Vitor Paiva
Mais do que desconhecer, o Brasil diariamente maltrata sua própria história – repleta de figuras inspiradoras e lutadoras, que ofereceram a própria vida pelas mais importantes causas. É o caso de Esperança Garcia, uma mulher negra e escravizada que viveu em Oeiras, primeira capital do estado do Piauí, e que é hoje considerada a primeira advogada do país – por conta de uma carta que escreveu ao governador do estado em tom de petição, reivindicando a própria liberdade: o direito à própria vida.
O documento foi escrito e enviado em setembro de 1770 e vinha da fazenda Algodões, a pouco mais de 300 km de Teresina, onde Esperança vivia como mulher escravizada, então com 19 anos. Hoje sabe-se pouco sobre a história de Esperança, que foi casada, teve o primeiro filho aos 16 anos – não se sabe, por exemplo, como uma mulher escravizada foi alfabetizada, feito raro à época. Mas a coragem de seu gesto, a clareza de sua carta, a dura beleza de sua escrita, enviada para o governador do Piauí, Gonçalo Botelho, foram descobertas pelo historiador Luiz Mott em 1979, em cópia da carta no Arquivo Público do estado. A carta, pedindo que as precárias leis concedidas aos escravos fossem respeitadas, segue abaixo, na íntegra.

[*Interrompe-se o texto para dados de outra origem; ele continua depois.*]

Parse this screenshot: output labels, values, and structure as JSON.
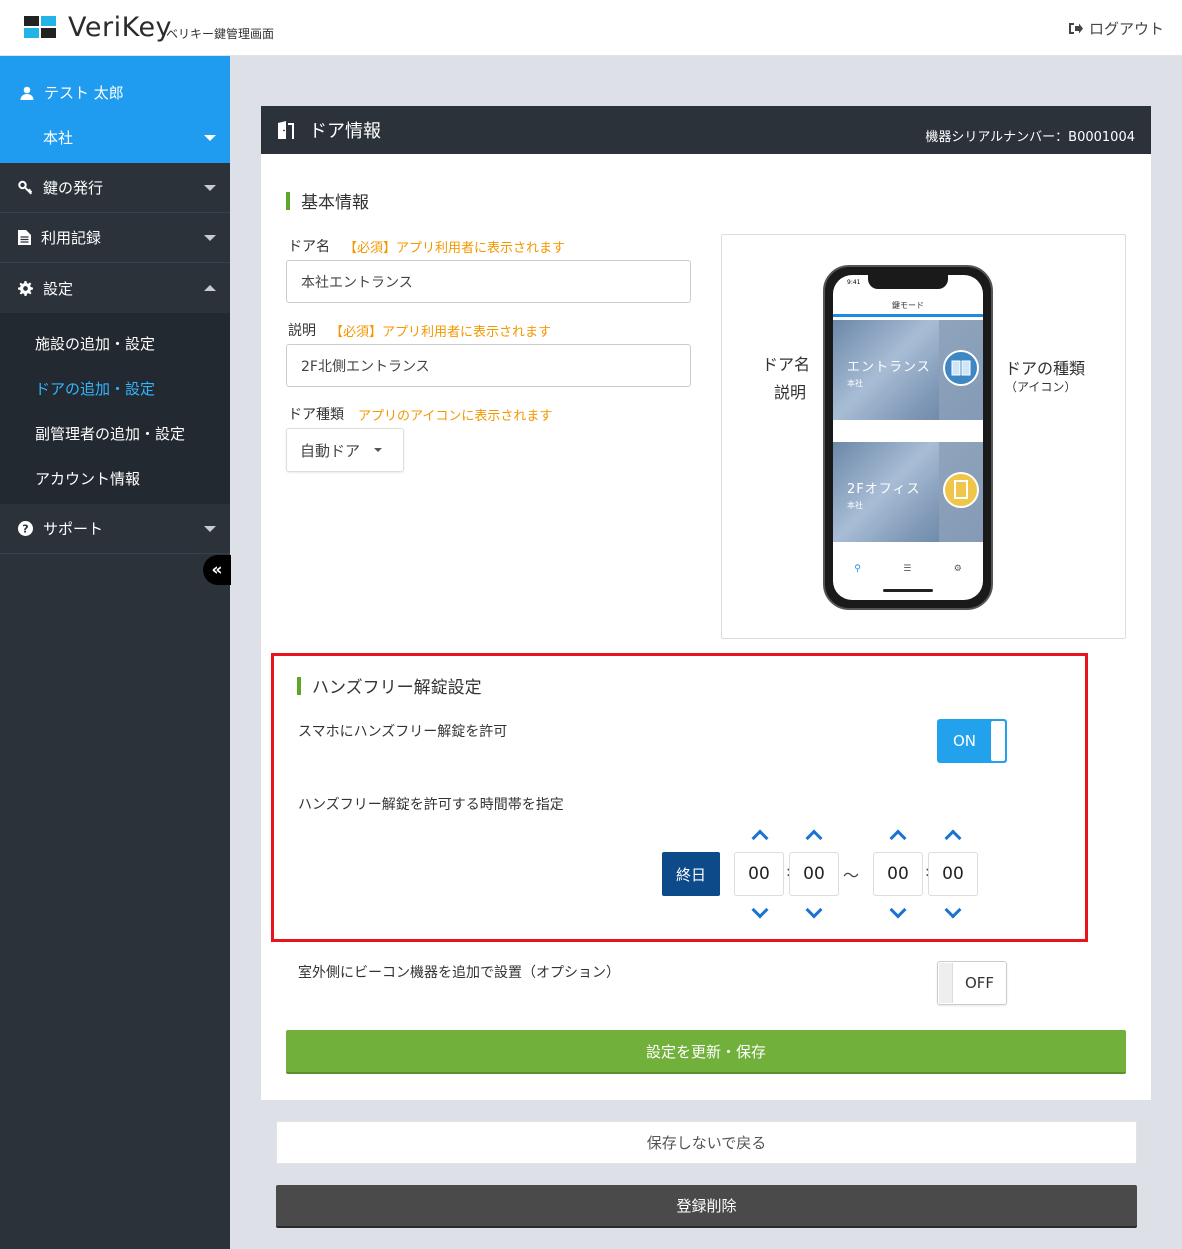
{
  "brand": {
    "name": "VeriKey",
    "subtitle": "ベリキー鍵管理画面",
    "colors": {
      "accent": "#1f9cf0",
      "dark": "#2c323a",
      "green": "#72b03c",
      "red": "#e8141b"
    }
  },
  "header": {
    "logout": "ログアウト",
    "logout_icon": "sign-out-icon"
  },
  "sidebar": {
    "user_name": "テスト 太郎",
    "org": "本社",
    "menu": [
      {
        "label": "鍵の発行",
        "icon": "key-icon"
      },
      {
        "label": "利用記録",
        "icon": "document-icon"
      },
      {
        "label": "設定",
        "icon": "gear-icon"
      }
    ],
    "submenu": [
      "施設の追加・設定",
      "ドアの追加・設定",
      "副管理者の追加・設定",
      "アカウント情報"
    ],
    "active_sub": "ドアの追加・設定",
    "support": "サポート",
    "collapse": "«"
  },
  "card": {
    "title": "ドア情報",
    "serial": "機器シリアルナンバー：B0001004",
    "basic": {
      "title": "基本情報",
      "door_name_label": "ドア名",
      "door_name_note": "【必須】アプリ利用者に表示されます",
      "door_name_value": "本社エントランス",
      "desc_label": "説明",
      "desc_note": "【必須】アプリ利用者に表示されます",
      "desc_value": "2F北側エントランス",
      "type_label": "ドア種類",
      "type_note": "アプリのアイコンに表示されます",
      "type_value": "自動ドア"
    },
    "preview": {
      "left_label_1": "ドア名",
      "left_label_2": "説明",
      "right_label_1": "ドアの種類",
      "right_label_2": "（アイコン）",
      "phone_time": "9:41",
      "phone_title": "鍵モード",
      "tiles": [
        {
          "name": "エントランス",
          "sub": "本社",
          "icon": "automatic-door-icon"
        },
        {
          "name": "2Fオフィス",
          "sub": "本社",
          "icon": "door-icon"
        }
      ]
    },
    "handsfree": {
      "title": "ハンズフリー解錠設定",
      "allow_label": "スマホにハンズフリー解錠を許可",
      "allow_state": "ON",
      "time_label": "ハンズフリー解錠を許可する時間帯を指定",
      "all_day": "終日",
      "start_h": "00",
      "start_m": "00",
      "end_h": "00",
      "end_m": "00",
      "tilde": "〜",
      "colon": ":"
    },
    "beacon": {
      "label": "室外側にビーコン機器を追加で設置（オプション）",
      "state": "OFF"
    },
    "save": "設定を更新・保存"
  },
  "back": "保存しないで戻る",
  "delete": "登録削除"
}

Eu sou uma escrava de V.S. Administração do Capitão Antonio Vieira de Couto, casada. Desde que o Capitão para lá foi administrar, que me tirou da fazenda dos Algodões, onde vivia com meu marido, para ser cozinheira da sua casa, onde nela passo muito mal. A primeira é que há grandes trovoadas de pancadas em um filho meu sendo uma criança que lhe fez extrair sangue pela boca, em mim não posso explicar que sou um colchão de pancadas, tanto que caí uma vez do sobrado abaixo de peiada; por misericórdia de Deus escapei. A segunda estou eu e mais minhas parceiras por confessar a três anos. E uma criança minha e duas mais por batizar. Pelo tão peço a V.S. pelo amor de Deus e do seu Valim ponha aos olhos em mim ordinando digo. Mandar a procurados que mande para a fazenda aonde ele me tirou para eu viver com meu marido e batizar minha filha. De V.S. sua escrava Esperança Garcia (MOTT, 1985:106)

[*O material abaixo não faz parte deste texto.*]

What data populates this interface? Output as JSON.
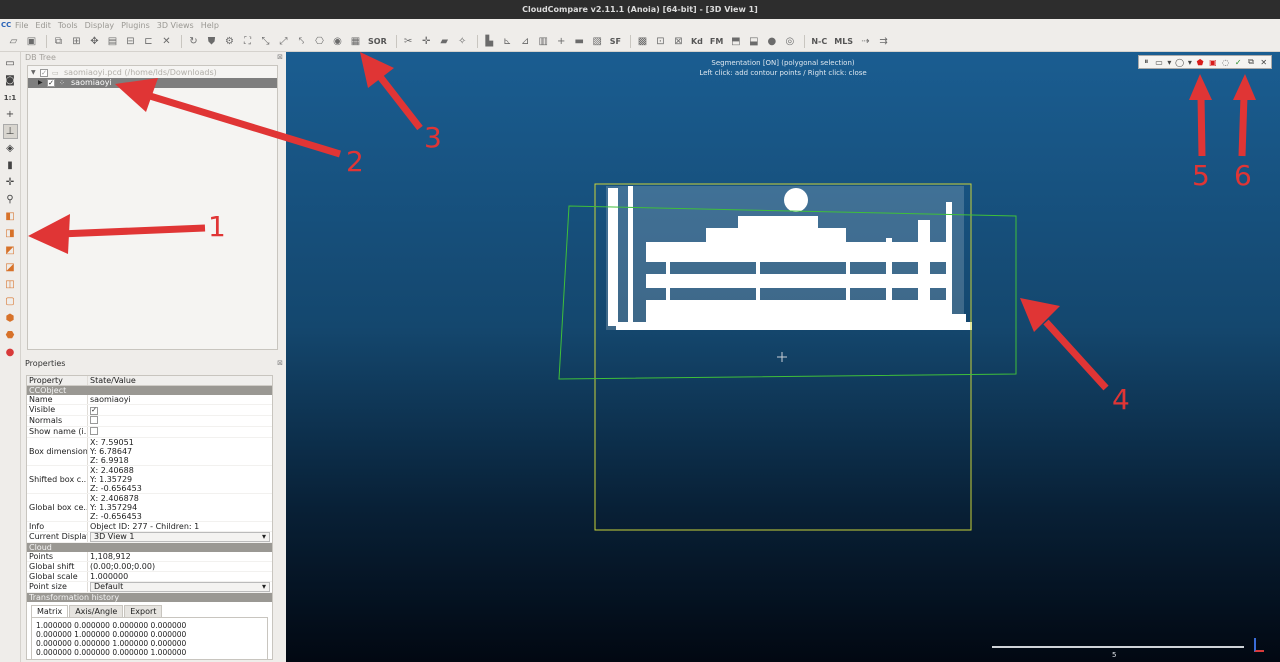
{
  "title": "CloudCompare v2.11.1 (Anoia) [64-bit] - [3D View 1]",
  "menu": [
    "File",
    "Edit",
    "Tools",
    "Display",
    "Plugins",
    "3D Views",
    "Help"
  ],
  "toolbar_text_buttons": [
    "SOR",
    "SF",
    "Kd",
    "FM",
    "N-C",
    "MLS"
  ],
  "db_tree": {
    "title": "DB Tree",
    "items": [
      {
        "label": "saomiaoyi.pcd (/home/lds/Downloads)",
        "checked": true,
        "selected": false
      },
      {
        "label": "saomiaoyi",
        "checked": true,
        "selected": true
      }
    ]
  },
  "properties": {
    "title": "Properties",
    "headers": [
      "Property",
      "State/Value"
    ],
    "sections": [
      {
        "name": "CCObject",
        "rows": [
          {
            "label": "Name",
            "value": "saomiaoyi"
          },
          {
            "label": "Visible",
            "checkbox": true
          },
          {
            "label": "Normals",
            "checkbox": false
          },
          {
            "label": "Show name (i...",
            "checkbox": false
          },
          {
            "label": "Box dimensions",
            "values": [
              "X: 7.59051",
              "Y: 6.78647",
              "Z: 6.9918"
            ]
          },
          {
            "label": "Shifted box c...",
            "values": [
              "X: 2.40688",
              "Y: 1.35729",
              "Z: -0.656453"
            ]
          },
          {
            "label": "Global box ce...",
            "values": [
              "X: 2.406878",
              "Y: 1.357294",
              "Z: -0.656453"
            ]
          },
          {
            "label": "Info",
            "value": "Object ID: 277 - Children: 1"
          },
          {
            "label": "Current Display",
            "combo": "3D View 1"
          }
        ]
      },
      {
        "name": "Cloud",
        "rows": [
          {
            "label": "Points",
            "value": "1,108,912"
          },
          {
            "label": "Global shift",
            "value": "(0.00;0.00;0.00)"
          },
          {
            "label": "Global scale",
            "value": "1.000000"
          },
          {
            "label": "Point size",
            "combo": "Default"
          }
        ]
      },
      {
        "name": "Transformation history",
        "rows": []
      }
    ],
    "tabs": [
      "Matrix",
      "Axis/Angle",
      "Export"
    ],
    "active_tab": "Matrix",
    "matrix": [
      "1.000000 0.000000 0.000000 0.000000",
      "0.000000 1.000000 0.000000 0.000000",
      "0.000000 0.000000 1.000000 0.000000",
      "0.000000 0.000000 0.000000 1.000000"
    ]
  },
  "view3d": {
    "status_line1": "Segmentation [ON] (polygonal selection)",
    "status_line2": "Left click: add contour points / Right click: close",
    "scale_label": "5"
  },
  "annotations": [
    "1",
    "2",
    "3",
    "4",
    "5",
    "6"
  ],
  "colors": {
    "accent_red": "#e03535",
    "bbox_yellow": "#c8d23a",
    "bbox_green": "#3fbf3a",
    "selection_red": "#d81b1b"
  }
}
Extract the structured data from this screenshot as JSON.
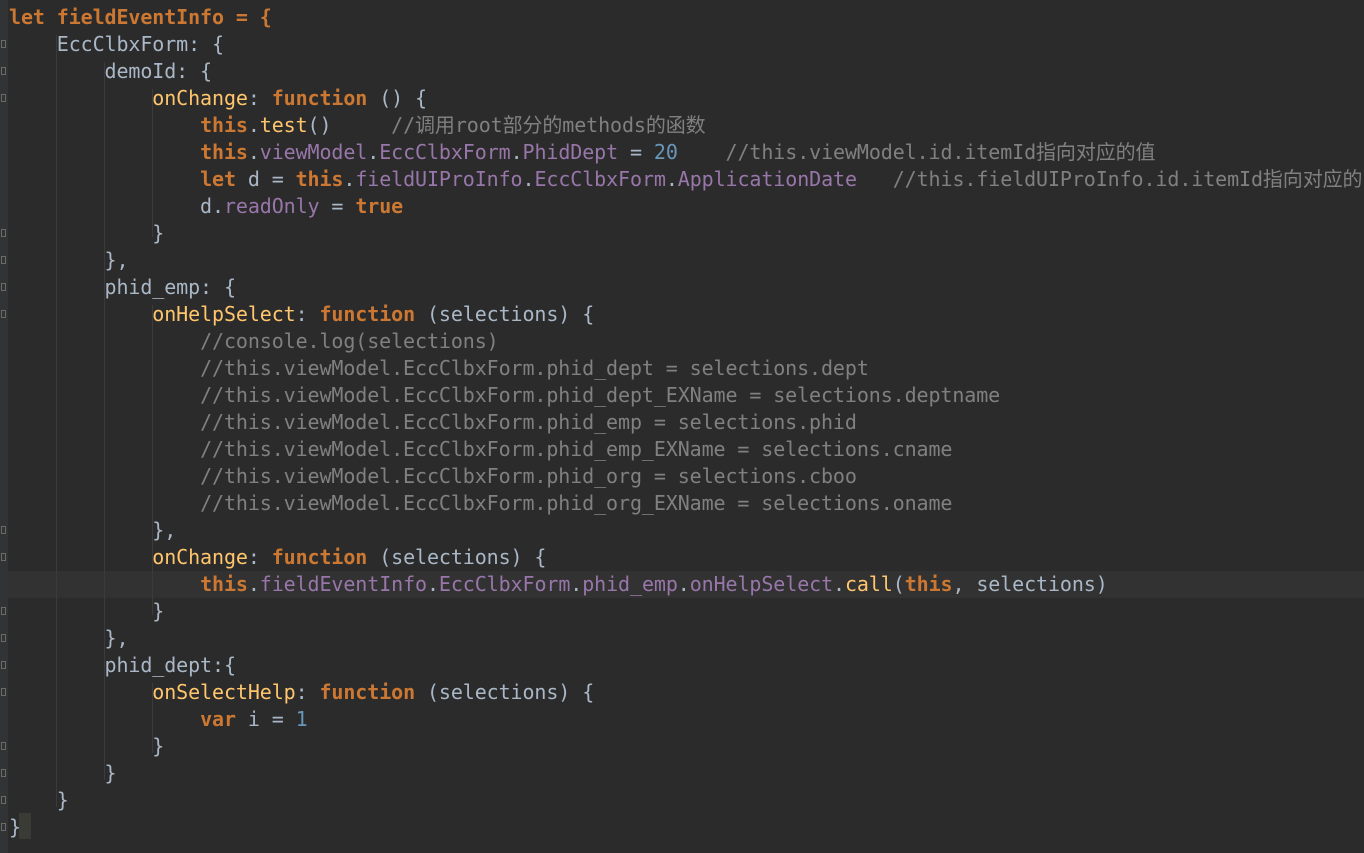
{
  "editor": {
    "language": "javascript",
    "theme": "darcula",
    "caret_line": 22,
    "lines": [
      "let fieldEventInfo = {",
      "    EccClbxForm: {",
      "        demoId: {",
      "            onChange: function () {",
      "                this.test()     //调用root部分的methods的函数",
      "                this.viewModel.EccClbxForm.PhidDept = 20    //this.viewModel.id.itemId指向对应的值",
      "                let d = this.fieldUIProInfo.EccClbxForm.ApplicationDate   //this.fieldUIProInfo.id.itemId指向对应的",
      "                d.readOnly = true",
      "            }",
      "        },",
      "        phid_emp: {",
      "            onHelpSelect: function (selections) {",
      "                //console.log(selections)",
      "                //this.viewModel.EccClbxForm.phid_dept = selections.dept",
      "                //this.viewModel.EccClbxForm.phid_dept_EXName = selections.deptname",
      "                //this.viewModel.EccClbxForm.phid_emp = selections.phid",
      "                //this.viewModel.EccClbxForm.phid_emp_EXName = selections.cname",
      "                //this.viewModel.EccClbxForm.phid_org = selections.cboo",
      "                //this.viewModel.EccClbxForm.phid_org_EXName = selections.oname",
      "            },",
      "            onChange: function (selections) {",
      "                this.fieldEventInfo.EccClbxForm.phid_emp.onHelpSelect.call(this, selections)",
      "            }",
      "        },",
      "        phid_dept:{",
      "            onSelectHelp: function (selections) {",
      "                var i = 1",
      "            }",
      "        }",
      "    }",
      "}"
    ]
  }
}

Trata-se do mais antigo documento conhecido de reivindicação de uma mulher negra e escravizada a uma autoridade no Brasil. Para a Ordem dos Advogados do Brasil do Piauí (OAB-PI), o tipo de texto de Esperança segue nomenclaturas do direito que a reconhecem como uma petição. Assim, por decisão da OAB-PI, em 2017 o título de advogada foi concedido à Esperança Garcia, oficialmente reconhecida, portanto, como a primeira advogada do Brasil: uma mulher negra, escravizada, inspiradora, corajosa, que desafiou os cruéis poderes de sua época, que traz no nome a fagulha para a luta contra o racismo, e que não pode jamais ser esquecida.
A história inspirou a diretora timonense Carmen Kemoly a realizar o curta “Esperança”, uma ficção performática em curta metragem que percorre a vida da primeira advogada do Brasil.